When his father’s finances go south, the 20-ish James Brennan (Jesse Eisenberg) is forced to cancel his post-college summer in Europe and find work to help pay for his upcoming studies at Columbia. His liberal-arts degree has made him introspective and erudite; it has not made him employable. (“I’m not even qualified for manual labor,” James tells his parents.) He can’t get the crummy job he aspires to, operating rides at the local down-at-heel amusement park. Instead he ends up on the very bottom rung, running their dubious midway games.

The things that happen to James are the things that happen to every melancholy fellow in a movie like this: He meets the right girl, he flirts with the wrong one, he gets drunk a lot and high a little, he learns that his parents are fallible, and he intuits a bit of the Meaning of Life with an even lonelier friend. The difference between James and most characters like him is that because of his education, he can bring an existential perspective to his situation.

Nothing wrong with a movie like that. But when a picture has a pedigree like this one — and makes Superbad promises — the ol’ bait-’n’-switch is a bigger letdown than usual.

There is some good stuff in Adventureland, including an extra-fun ’80s-pop soundtrack. Look for hilarious turns from Bill Hader and Kristen Wiig.
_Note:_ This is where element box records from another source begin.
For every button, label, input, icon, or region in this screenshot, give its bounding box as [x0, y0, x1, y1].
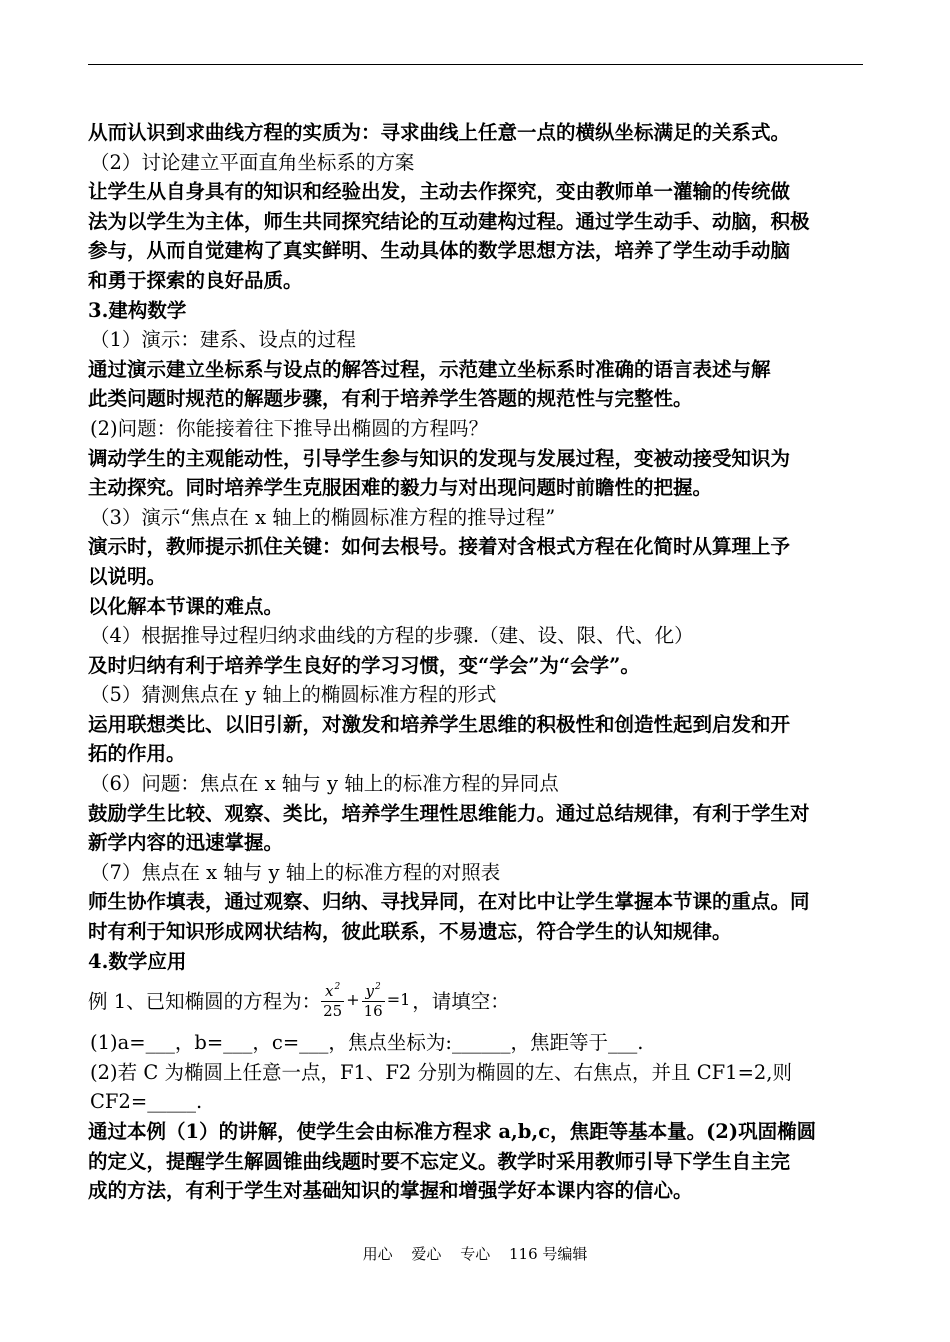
- text-line: （1）演示：建系、设点的过程: [90, 328, 356, 352]
- example-prefix: 例 1、已知椭圆的方程为：: [88, 990, 322, 1014]
- text-line: 参与，从而自觉建构了真实鲜明、生动具体的数学思想方法，培养了学生动手动脑: [88, 239, 791, 263]
- footer-part-4: 116 号编辑: [508, 1245, 588, 1263]
- top-paragraphs: [88, 118, 868, 976]
- text-line: 演示时，教师提示抓住关键：如何去根号。接着对含根式方程在化简时从算理上予: [88, 535, 791, 559]
- text-line: (2)问题：你能接着往下推导出椭圆的方程吗？: [90, 416, 489, 440]
- text-line: 调动学生的主观能动性，引导学生参与知识的发现与发展过程，变被动接受知识为: [88, 446, 791, 470]
- frac2-numerator: y: [365, 982, 375, 1001]
- example-suffix: ，请填空：: [412, 990, 510, 1014]
- text-line: 成的方法，有利于学生对基础知识的掌握和增强学好本课内容的信心。: [88, 1179, 693, 1203]
- fraction-y-over-16: [362, 979, 385, 1020]
- text-line: 鼓励学生比较、观察、类比，培养学生理性思维能力。通过总结规律，有利于学生对: [88, 801, 810, 825]
- page-footer: [0, 1243, 950, 1264]
- text-line: （3）演示“焦点在 x 轴上的椭圆标准方程的推导过程”: [90, 505, 556, 529]
- text-line: 通过本例（1）的讲解，使学生会由标准方程求 a,b,c，焦距等基本量。(2)巩固椭圆: [88, 1120, 817, 1143]
- document-body: [88, 118, 868, 1206]
- text-line: 从而认识到求曲线方程的实质为：寻求曲线上任意一点的横纵坐标满足的关系式。: [88, 121, 791, 144]
- text-line: 此类问题时规范的解题步骤，有利于培养学生答题的规范性与完整性。: [88, 387, 693, 411]
- text-line: 及时归纳有利于培养学生良好的学习习惯，变“学会”为“会学”。: [88, 653, 640, 677]
- frac1-exponent: 2: [334, 982, 341, 993]
- text-line: 时有利于知识形成网状结构，彼此联系，不易遗忘，符合学生的认知规律。: [88, 920, 732, 944]
- plus-sign: +: [346, 989, 360, 1009]
- footer-part-1: 用心: [362, 1245, 393, 1263]
- footer-part-2: 爱心: [411, 1245, 442, 1263]
- frac2-exponent: 2: [375, 982, 381, 993]
- frac1-denominator: 25: [323, 1002, 343, 1021]
- text-line: （5）猜测焦点在 y 轴上的椭圆标准方程的形式: [90, 683, 497, 707]
- text-line: 的定义，提醒学生解圆锥曲线题时要不忘定义。教学时采用教师引导下学生自主完: [88, 1149, 791, 1173]
- footer-part-3: 专心: [460, 1245, 491, 1263]
- text-line: （6）问题：焦点在 x 轴与 y 轴上的标准方程的异同点: [90, 772, 559, 796]
- fraction-x-over-25: [321, 979, 344, 1020]
- text-line: 以化解本节课的难点。: [88, 594, 284, 618]
- text-line: 法为以学生为主体，师生共同探究结论的互动建构过程。通过学生动手、动脑，积极: [88, 209, 810, 233]
- frac2-denominator: 16: [363, 1002, 383, 1021]
- text-line: (1)a=___，b=___，c=___，焦点坐标为:______，焦距等于___.: [90, 1031, 644, 1055]
- text-line: 拓的作用。: [88, 742, 186, 766]
- equals-one: =1: [386, 989, 411, 1009]
- text-line: （7）焦点在 x 轴与 y 轴上的标准方程的对照表: [90, 860, 501, 884]
- text-line: 和勇于探索的良好品质。: [88, 268, 303, 292]
- bottom-paragraphs: [88, 1028, 868, 1206]
- header-rule: [88, 64, 863, 65]
- text-line: （2）讨论建立平面直角坐标系的方案: [90, 150, 415, 174]
- text-line: 主动探究。同时培养学生克服困难的毅力与对出现问题时前瞻性的把握。: [88, 476, 713, 500]
- text-line: 让学生从自身具有的知识和经验出发，主动去作探究，变由教师单一灌输的传统做: [88, 180, 791, 204]
- text-line: 以说明。: [88, 564, 167, 588]
- text-line: 通过演示建立坐标系与设点的解答过程，示范建立坐标系时准确的语言表述与解: [88, 357, 771, 381]
- text-line: （4）根据推导过程归纳求曲线的方程的步骤.（建、设、限、代、化）: [90, 624, 694, 648]
- text-line: 3.建构数学: [88, 298, 187, 322]
- text-line: CF2=_____.: [90, 1090, 203, 1114]
- text-line: 新学内容的迅速掌握。: [88, 831, 284, 855]
- text-line: (2)若 C 为椭圆上任意一点，F1、F2 分别为椭圆的左、右焦点，并且 CF1=2,则: [90, 1060, 793, 1084]
- text-line: 师生协作填表，通过观察、归纳、寻找异同，在对比中让学生掌握本节课的重点。同: [88, 890, 810, 914]
- frac1-numerator: x: [325, 982, 334, 1001]
- example-1-line: [88, 976, 868, 1028]
- text-line: 4.数学应用: [88, 949, 187, 973]
- text-line: 运用联想类比、以旧引新，对激发和培养学生思维的积极性和创造性起到启发和开: [88, 712, 791, 736]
There’s also Ryan Reynolds, a favorite of mine for his knife-edge ability to switch between sincerity and sarcasm. And Apatow disciple Martin Starr gets to play a character with some real sadness, an opportunity the young man earned through his memorable performances in lighter roles.
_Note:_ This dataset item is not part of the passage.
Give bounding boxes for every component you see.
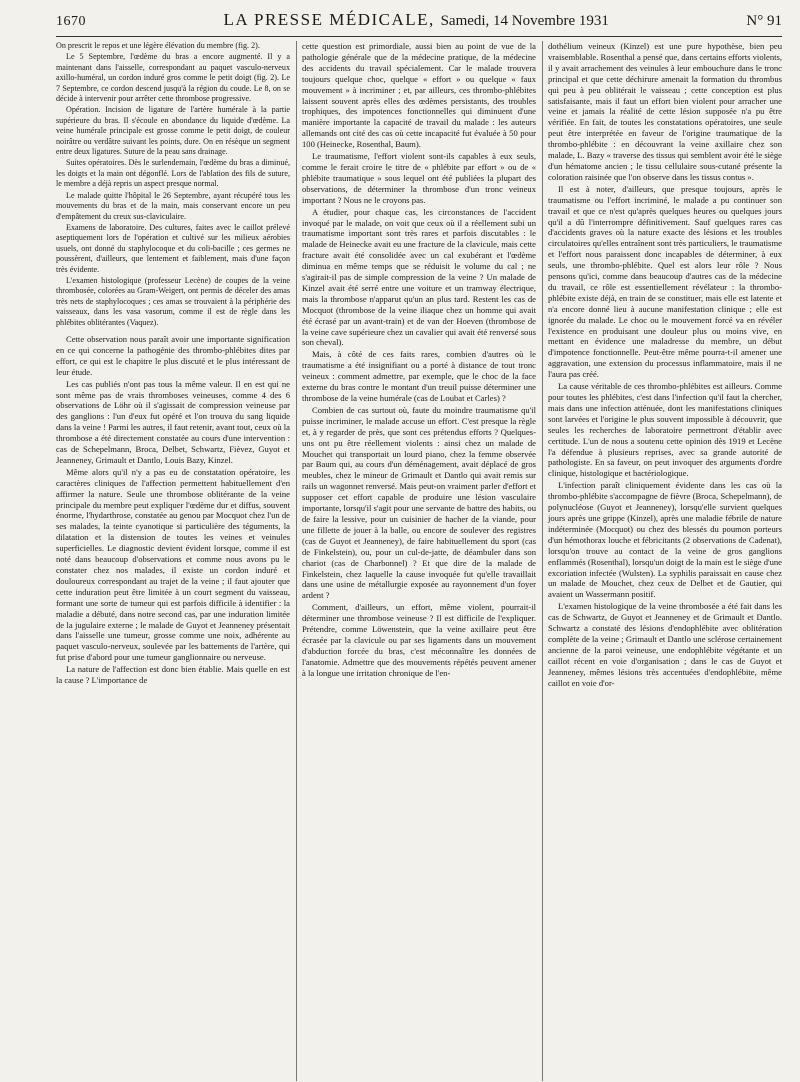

But Adventureland is less than the sum of its promising parts. Besides there being too little comedy, there’s no moment of insight when James learns something unique about what it means to grow up; such moments are the hallmark of the best Apatow-related pictures. Instead, we see young people behaving like young people do, to no purpose. Why make a movie about that? Adventureland is less an experience in drama than a portrait of certain people in a certain time, with some goofy, not witty, asides. It is a lot like Dazed and Confused, set almost exactly a decade later.

It’s 1987. Boy gets degree. Boy meets girl. Boy idles away the summer. Boy and girl . . . well, you know how this goes.

Michael Long is a director of the White House Writers Group.